Celena Mondie-Milner

Personal information
- Born: August 6, 1968 (age 58) Milledgeville, Georgia, United States

Sport
- Sport: Track and field

Medal record
Representing United States
World Championships
| Gold medal – first place | 1995 Gothenburg | 4×100 m relay |
Summer Universiade
| Gold medal – first place | 1989 Duisburg | 4x100 m relay |

= Celena Mondie-Milner =

American sprinter

Celena Mondie-Milner (born August 6, 1968) is a retired American sprinter who specialized in the 100 and 200 metres.

Mondie-Milner was a multiple-time All-American for the Illinois Fighting Illini track and field team, finishing runner-up in the 100 m at the 1990 NCAA Division I Outdoor Track and Field Championships.

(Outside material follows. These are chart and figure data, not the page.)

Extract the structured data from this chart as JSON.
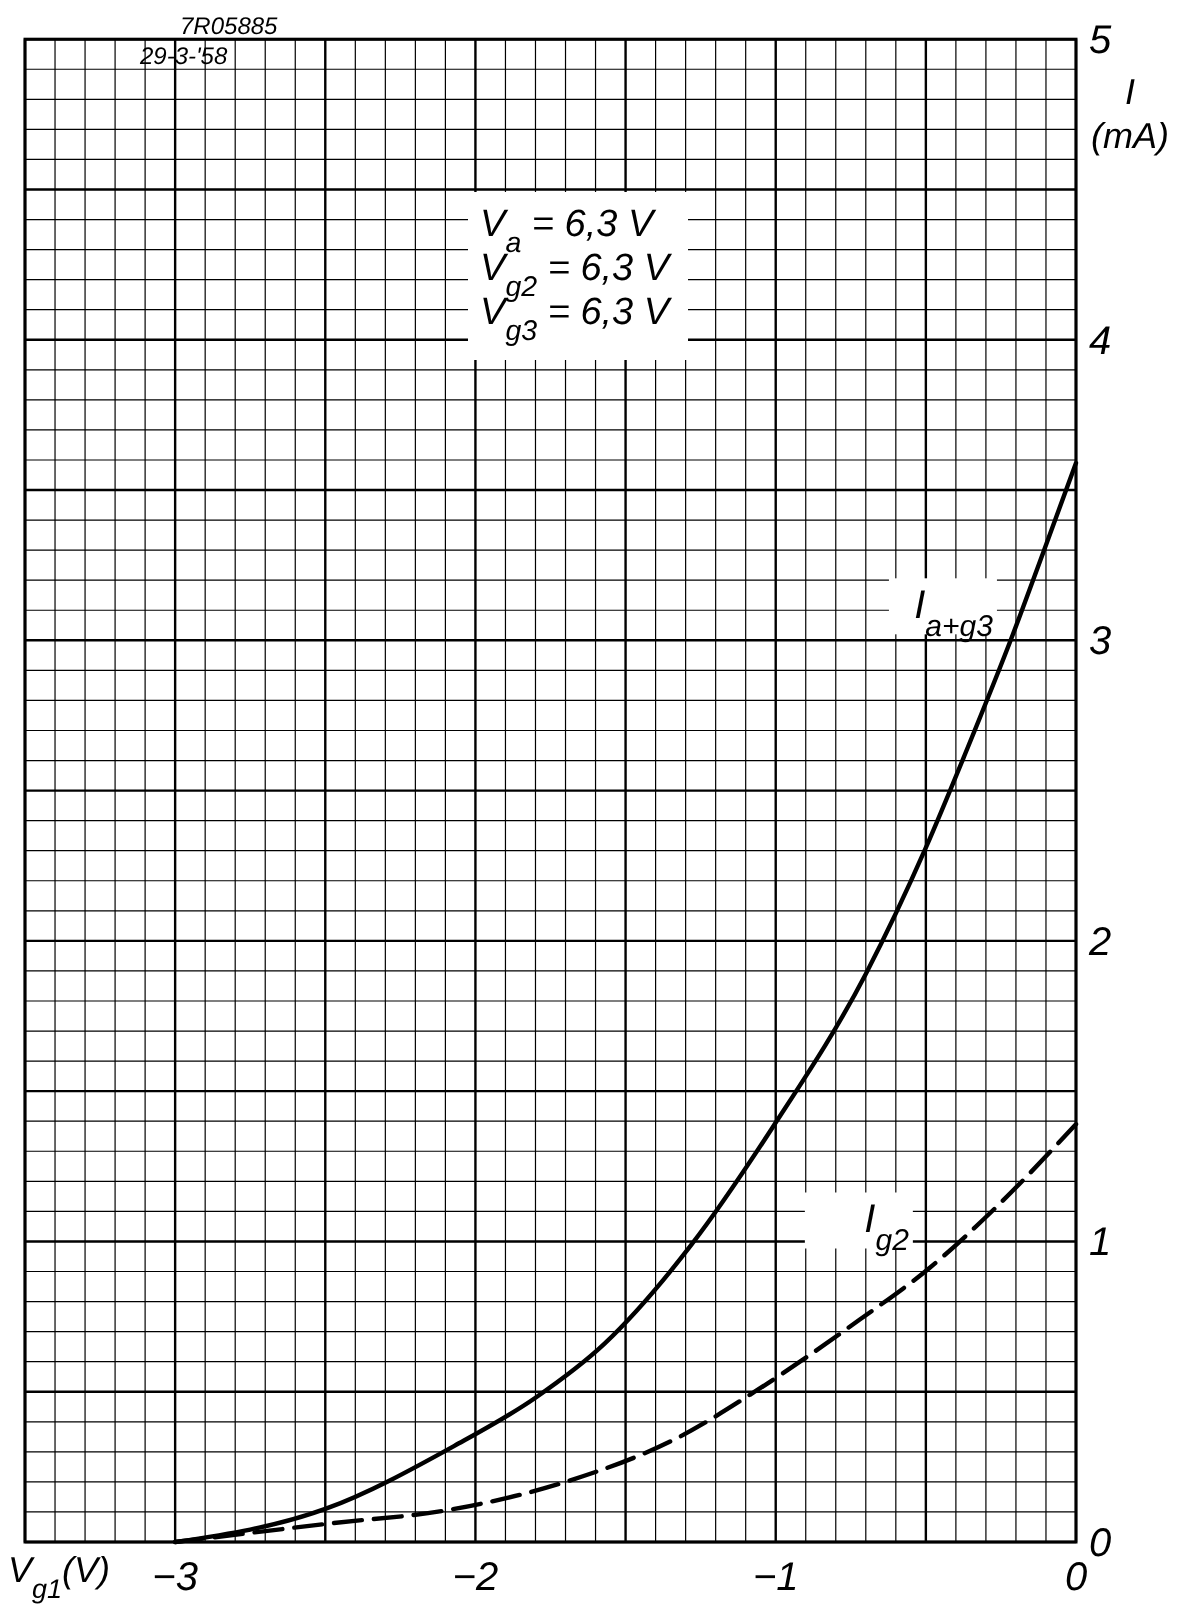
{
  "chart_data": {
    "type": "line",
    "xlabel": "V$_{g1}$(V)",
    "ylabel": "I (mA)",
    "xlim": [
      -3.5,
      0
    ],
    "ylim": [
      0,
      5
    ],
    "xticks": [
      {
        "value": -3.5,
        "label": null
      },
      {
        "value": -3.4,
        "label": null
      },
      {
        "value": -3.3,
        "label": null
      },
      {
        "value": -3.2,
        "label": null
      },
      {
        "value": -3.1,
        "label": null
      },
      {
        "value": -3,
        "label": "−3"
      },
      {
        "value": -2.9,
        "label": null
      },
      {
        "value": -2.8,
        "label": null
      },
      {
        "value": -2.7,
        "label": null
      },
      {
        "value": -2.6,
        "label": null
      },
      {
        "value": -2.5,
        "label": null
      },
      {
        "value": -2.4,
        "label": null
      },
      {
        "value": -2.3,
        "label": null
      },
      {
        "value": -2.2,
        "label": null
      },
      {
        "value": -2.1,
        "label": null
      },
      {
        "value": -2,
        "label": "−2"
      },
      {
        "value": -1.9,
        "label": null
      },
      {
        "value": -1.8,
        "label": null
      },
      {
        "value": -1.7,
        "label": null
      },
      {
        "value": -1.6,
        "label": null
      },
      {
        "value": -1.5,
        "label": null
      },
      {
        "value": -1.4,
        "label": null
      },
      {
        "value": -1.3,
        "label": null
      },
      {
        "value": -1.2,
        "label": null
      },
      {
        "value": -1.1,
        "label": null
      },
      {
        "value": -1,
        "label": "−1"
      },
      {
        "value": -0.9,
        "label": null
      },
      {
        "value": -0.8,
        "label": null
      },
      {
        "value": -0.7,
        "label": null
      },
      {
        "value": -0.6,
        "label": null
      },
      {
        "value": -0.5,
        "label": null
      },
      {
        "value": -0.4,
        "label": null
      },
      {
        "value": -0.3,
        "label": null
      },
      {
        "value": -0.2,
        "label": null
      },
      {
        "value": -0.1,
        "label": null
      },
      0
    ],
    "yticks": [
      0,
      {
        "value": 0.1,
        "label": null
      },
      {
        "value": 0.2,
        "label": null
      },
      {
        "value": 0.3,
        "label": null
      },
      {
        "value": 0.4,
        "label": null
      },
      {
        "value": 0.5,
        "label": null
      },
      {
        "value": 0.6,
        "label": null
      },
      {
        "value": 0.7,
        "label": null
      },
      {
        "value": 0.8,
        "label": null
      },
      {
        "value": 0.9,
        "label": null
      },
      1,
      {
        "value": 1.1,
        "label": null
      },
      {
        "value": 1.2,
        "label": null
      },
      {
        "value": 1.3,
        "label": null
      },
      {
        "value": 1.4,
        "label": null
      },
      {
        "value": 1.5,
        "label": null
      },
      {
        "value": 1.6,
        "label": null
      },
      {
        "value": 1.7,
        "label": null
      },
      {
        "value": 1.8,
        "label": null
      },
      {
        "value": 1.9,
        "label": null
      },
      2,
      {
        "value": 2.1,
        "label": null
      },
      {
        "value": 2.2,
        "label": null
      },
      {
        "value": 2.3,
        "label": null
      },
      {
        "value": 2.4,
        "label": null
      },
      {
        "value": 2.5,
        "label": null
      },
      {
        "value": 2.6,
        "label": null
      },
      {
        "value": 2.7,
        "label": null
      },
      {
        "value": 2.8,
        "label": null
      },
      {
        "value": 2.9,
        "label": null
      },
      3,
      {
        "value": 3.1,
        "label": null
      },
      {
        "value": 3.2,
        "label": null
      },
      {
        "value": 3.3,
        "label": null
      },
      {
        "value": 3.4,
        "label": null
      },
      {
        "value": 3.5,
        "label": null
      },
      {
        "value": 3.6,
        "label": null
      },
      {
        "value": 3.7,
        "label": null
      },
      {
        "value": 3.8,
        "label": null
      },
      {
        "value": 3.9,
        "label": null
      },
      4,
      {
        "value": 4.1,
        "label": null
      },
      {
        "value": 4.2,
        "label": null
      },
      {
        "value": 4.3,
        "label": null
      },
      {
        "value": 4.4,
        "label": null
      },
      {
        "value": 4.5,
        "label": null
      },
      {
        "value": 4.6,
        "label": null
      },
      {
        "value": 4.7,
        "label": null
      },
      {
        "value": 4.8,
        "label": null
      },
      {
        "value": 4.9,
        "label": null
      },
      5
    ],
    "grid": true,
    "marker": "none",
    "annotations": [
      "7R05885",
      "29-3-'58",
      "V$_{a}$ = 6,3 V",
      "V$_{g2}$ = 6,3 V",
      "V$_{g3}$ = 6,3 V"
    ],
    "series": [
      {
        "name": "I$_{a+g3}$",
        "color": "#000000",
        "line_style": "solid",
        "x": [
          -3.0,
          -2.5,
          -2.07,
          -1.8,
          -1.57,
          -1.28,
          -1.01,
          -0.7,
          -0.5,
          -0.37,
          -0.21,
          -0.11,
          0
        ],
        "values": [
          0,
          0.11,
          0.32,
          0.48,
          0.66,
          0.99,
          1.38,
          1.89,
          2.31,
          2.62,
          3.02,
          3.29,
          3.59
        ]
      },
      {
        "name": "I$_{g2}$",
        "color": "#000000",
        "line_style": "dashed",
        "x": [
          -3.0,
          -2.5,
          -2.07,
          -1.7,
          -1.32,
          -1.07,
          -0.72,
          -0.49,
          -0.27,
          0
        ],
        "values": [
          0,
          0.06,
          0.11,
          0.2,
          0.35,
          0.5,
          0.74,
          0.91,
          1.11,
          1.39
        ]
      }
    ]
  }
}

She competed in both 200 metres at the 1991 World Indoor Championships, and 100 and 200 metres at the 1995 World Championships, without reaching the final. Her foremost achievement was a gold medal in the 4 × 400 metres relay at the 1995 World Championships.

Her personal best times were 11.17 seconds in the 100 metres, achieved in June 1996 in Atlanta; 22.55 seconds in the 200 metres, achieved in June 1996 in Atlanta; and 51.14 seconds in the 400 metres, achieved in June 1989 in Provo.